Zeitung Heute : Kampf der Hacker

Kai Kolwitz

Wie sich zwei befeindete Programmierer-Gruppen gegenseitig hochschaukeln – zu Lasten aller Internet-Nutzer

Mydoom, Netsky, Bagle, Nachi – im Februar und März erlebte das Internet eine Virenflut von kaum gekanntem Ausmaß. Wie sich erst im Lauf der Zeit herausstellen sollte, handelte es sich bei dem Massenausbruch um einen Kampf zwischen verschiedenen Programmierern. Auch der am Wochenende gefasste Schüler Sven J. mischte dabei wohl mit. Eine Chronologie der Ereignisse:

Ende Januar erscheint Mydoom auf der Bildfläche. Der Wurm verbreitet sich vor allem als E-Mail-Anhang. Die infizierten Rechner sollen dazu genutzt werden, so genannte Denial-of-Service-Attacken auf die Websites von Microsoft und SCO auszuführen – die Computer sollen ab einem bestimmten Zeitpunkt ständig die Seiten aufrufen, so dass sie für Außenstehende nicht mehr erreichbar sind.

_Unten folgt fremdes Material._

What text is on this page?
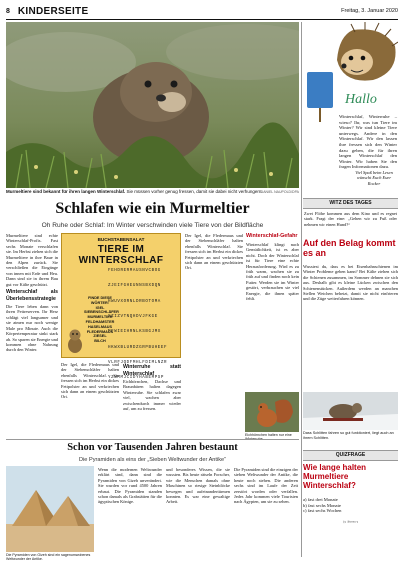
8 KINDERSEITE	Freitag, 3. Januar 2020
Murmeltiere sind bekannt für ihren langen Winterschlaf. Sie müssen vorher genug fressen, damit sie dabei nicht verhungern.
DANIEL NAUPOLD/DPA
Hallo
Winterschlaf, Winterruhe – wieso? Ihr, was tun Tiere im Winter? Wir sind kleine Tiere unterwegs. Andere in den Winterschlaf. Wir den lassen ihre fressen sich den Winter dazu geben, die für ihren langen Winterschlaf den Winter. Wir haben Sie den fragen Informationen dazu.
Viel Spaß beim Lesen wünscht Euch Euer Rocker
WITZ DES TAGES
Zwei Flöhe kommen aus dem Kino und es regnet stark. Fragt der eine: „Gehen wir zu Fuß oder nehmen wir einen Hund?“
Schlafen wie ein Murmeltier
Oh Ruhe oder Schlaf: Im Winter verschwinden viele Tiere von der Bildfläche

Murmeltiere sind echte Winterschlaf-Profis. Fast sechs Monate verschlafen sie. Im Herbst ziehen sich die Murmeltiere in ihre Baue in den Alpen zurück. Sie verschließen die Eingänge von innen mit Erde und Heu. Dann sind sie in ihrem Bau gut vor Kälte geschützt.

Winterschlaf als Überlebensstrategie

Die Tiere leben dann von ihren Fettreserven. Ihr Herz schlägt viel langsamer und sie atmen nur noch wenige Male pro Minute. Auch die Körpertemperatur sinkt stark ab. So sparen sie Energie und kommen ohne Nahrung durch den Winter.

BUCHSTABENSALAT
TIERE IM WINTERSCHLAF

FEHDRERMAUSNVCBOG

ZJEIFGHEUNNSBXDQN

HWUVXORNLDRBOTOMA

XZIZVTNQHDVJFKGE

MFWIEIHRNLKSBGJMX

HKWXBLURDZGRPBUHEEF

VLRFJQDFMHLFDIMLNZR

YZWMMJCIDYHABEMPSP

FINDE DIESE WÖRTER:
IGEL
SIEBENSCHLÄFER
MURMELTIER
FELDHAMSTER
HASELMAUS
FLEDERMAUS
ZIESEL
BILCH

Der Igel, die Fledermaus und der Siebenschläfer halten ebenfalls Winterschlaf. Sie fressen sich im Herbst ein dickes Fettpolster an und verkriechen sich dann an einem geschützten Ort.

Winterruhe statt Winterschlaf

Eichhörnchen, Dachse und Braunbären halten dagegen Winterruhe. Sie schlafen zwar viel, wachen aber zwischendurch immer wieder auf, um zu fressen.

Der Igel, die Fledermaus und der Siebenschläfer halten ebenfalls Winterschlaf. Sie fressen sich im Herbst ein dickes Fettpolster an und verkriechen sich dann an einem geschützten Ort.

Winterschlaf-Gefahr

Winterschlaf klingt nach Gemütlichkeit, ist es aber nicht. Doch der Winterschlaf ist für Tiere eine echte Herausforderung. Wird es zu früh warm, wachen sie zu früh auf und finden noch kein Futter. Werden sie im Winter gestört, verbrauchen sie viel Energie, die ihnen später fehlt.

Eichhörnchen halten nur eine
Auf den Belag kommt es an
Wusstest du, dass es bei Eisenbahnschienen im Winter Probleme geben kann? Bei Kälte ziehen sich die Schienen zusammen, im Sommer dehnen sie sich aus. Deshalb gibt es kleine Lücken zwischen den Schienenstücken. Außerdem werden an manchen Stellen Weichen beheizt, damit sie nicht einfrieren und die Züge weiterfahren können.
Dass Schlitten fahren so gut funktioniert, liegt auch an ihrem Schlitten.
QUIZFRAGE
Wie lange halten Murmeltiere Winterschlaf?
a) fast drei Monate
b) fast sechs Monate
c) fast sechs Wochen
Lösung: b)
Schon vor Tausenden Jahren bestaunt
Die Pyramiden als eins der „Sieben Weltwunder der Antike“
Die Pyramiden von Gizeh sind ein sagenumwobenes Weltwunder der Antike.

Wenn die modernen Weltwunder erklärt sind, dann sind die Pyramiden von Gizeh unverändert. Sie wurden vor rund 4500 Jahren erbaut. Die Pyramiden standen schon damals als Grabstätten für die ägyptischen Könige.

und besonderes Wissen, die sie wussten. Bis heute rätseln Forscher, wie die Menschen damals ohne Maschinen so riesige Steinblöcke bewegen und aufeinandertürmen konnten. Es war eine gewaltige Arbeit.

Die Pyramiden sind die einzigen der sieben Weltwunder der Antike, die heute noch stehen. Die anderen sechs sind im Laufe der Zeit zerstört worden oder verfallen. Jedes Jahr kommen viele Touristen nach Ägypten, um sie zu sehen.
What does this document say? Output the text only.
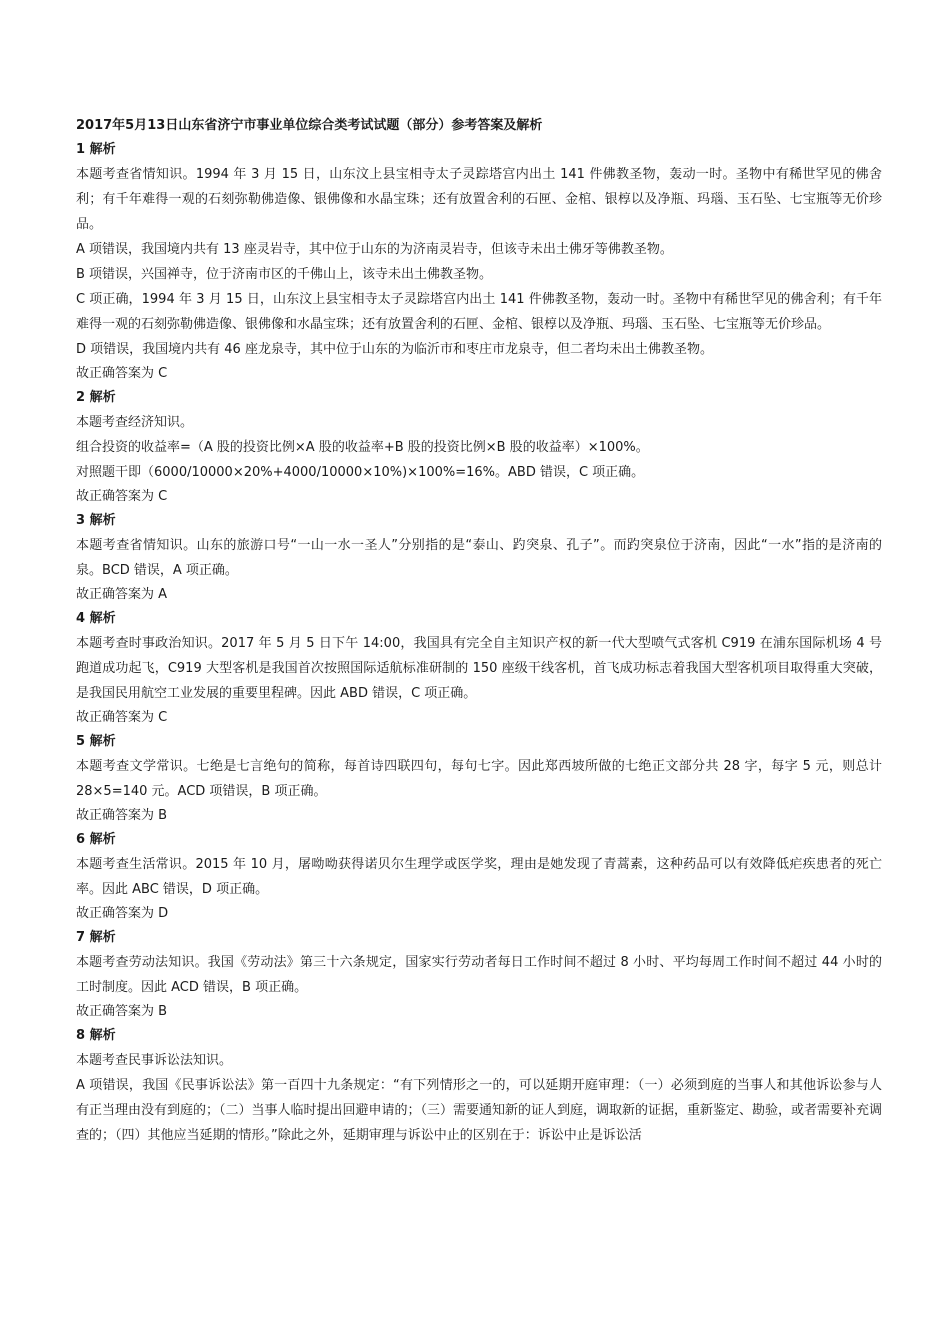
2017年5月13日山东省济宁市事业单位综合类考试试题（部分）参考答案及解析
1 解析

本题考查省情知识。1994 年 3 月 15 日，山东汶上县宝相寺太子灵踪塔宫内出土 141 件佛教圣物，轰动一时。圣物中有稀世罕见的佛舍利；有千年难得一观的石刻弥勒佛造像、银佛像和水晶宝珠；还有放置舍利的石匣、金棺、银椁以及净瓶、玛瑙、玉石坠、七宝瓶等无价珍品。

A 项错误，我国境内共有 13 座灵岩寺，其中位于山东的为济南灵岩寺，但该寺未出土佛牙等佛教圣物。

B 项错误，兴国禅寺，位于济南市区的千佛山上，该寺未出土佛教圣物。

C 项正确，1994 年 3 月 15 日，山东汶上县宝相寺太子灵踪塔宫内出土 141 件佛教圣物，轰动一时。圣物中有稀世罕见的佛舍利；有千年难得一观的石刻弥勒佛造像、银佛像和水晶宝珠；还有放置舍利的石匣、金棺、银椁以及净瓶、玛瑙、玉石坠、七宝瓶等无价珍品。

D 项错误，我国境内共有 46 座龙泉寺，其中位于山东的为临沂市和枣庄市龙泉寺，但二者均未出土佛教圣物。

故正确答案为 C
2 解析

本题考查经济知识。

组合投资的收益率=（A 股的投资比例×A 股的收益率+B 股的投资比例×B 股的收益率）×100%。

对照题干即（6000/10000×20%+4000/10000×10%)×100%=16%。ABD 错误，C 项正确。

故正确答案为 C
3 解析

本题考查省情知识。山东的旅游口号“一山一水一圣人”分别指的是“泰山、趵突泉、孔子”。而趵突泉位于济南，因此“一水”指的是济南的泉。BCD 错误，A 项正确。

故正确答案为 A
4 解析

本题考查时事政治知识。2017 年 5 月 5 日下午 14:00，我国具有完全自主知识产权的新一代大型喷气式客机 C919 在浦东国际机场 4 号跑道成功起飞，C919 大型客机是我国首次按照国际适航标准研制的 150 座级干线客机，首飞成功标志着我国大型客机项目取得重大突破，是我国民用航空工业发展的重要里程碑。因此 ABD 错误，C 项正确。

故正确答案为 C
5 解析

本题考查文学常识。七绝是七言绝句的简称，每首诗四联四句，每句七字。因此郑西坡所做的七绝正文部分共 28 字，每字 5 元，则总计 28×5=140 元。ACD 项错误，B 项正确。

故正确答案为 B
6 解析

本题考查生活常识。2015 年 10 月，屠呦呦获得诺贝尔生理学或医学奖，理由是她发现了青蒿素，这种药品可以有效降低疟疾患者的死亡率。因此 ABC 错误，D 项正确。

故正确答案为 D
7 解析

本题考查劳动法知识。我国《劳动法》第三十六条规定，国家实行劳动者每日工作时间不超过 8 小时、平均每周工作时间不超过 44 小时的工时制度。因此 ACD 错误，B 项正确。

故正确答案为 B
8 解析

本题考查民事诉讼法知识。

A 项错误，我国《民事诉讼法》第一百四十九条规定：“有下列情形之一的，可以延期开庭审理：（一）必须到庭的当事人和其他诉讼参与人有正当理由没有到庭的；（二）当事人临时提出回避申请的；（三）需要通知新的证人到庭，调取新的证据，重新鉴定、勘验，或者需要补充调查的；（四）其他应当延期的情形。”除此之外，延期审理与诉讼中止的区别在于：诉讼中止是诉讼活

Während Microsoft ein traditionelles Angriffsziel für Hacker darstellt, hat sich das US-Unternehmen SCO dadurch unbeliebt gemacht, dass es Teile des freien Betriebssystems Linux für sich reklamiert und versucht, Lizenzgebühren einzutreiben. Die SCO-Site ist mehrere Tage nicht erreichbar, der Windows-Hersteller kann den Angriff dagegen ins Leere laufen lassen.

Die große Verbreitung von Mydoom ruft Nachi auf den Plan, einen Wurm, der am 12. Februar entdeckt wird. Das Programm versucht, den Vorgänger zu löschen und von der Microsoft-Site Reparaturprogramme herunterzuladen. Vier Tage später wird die erste Netsky-Variante dokumentiert, für die der Deutsche Sven J. verantwortlich sein soll. Netsky versucht, Mydoom zu entfernen, ersetzt ihn aber durch eigenen Code. Einen Tag später wirft der vierte Spieler seinen Hut in den Ring: Auch Bagle versucht, die große Verbreitung von Mydoom für seine Zwecke zu nutzen. Am 18. Februar erscheint die neue Variante Netsky.b . Da sie sich als zip-Datei verschickt, gelingt es ihr, Virenscanner zu täuschen. Ihre große Verbreitung scheint den Ehrgeiz der Mydoom-Fraktion angestachelt zu haben. Am 20. des Monats wird Mydoom.f entdeckt. Diesmal ist die Website der Vereinigung der US-Musikindustrie RIAA Ziel einer erfolgreichen Attacke.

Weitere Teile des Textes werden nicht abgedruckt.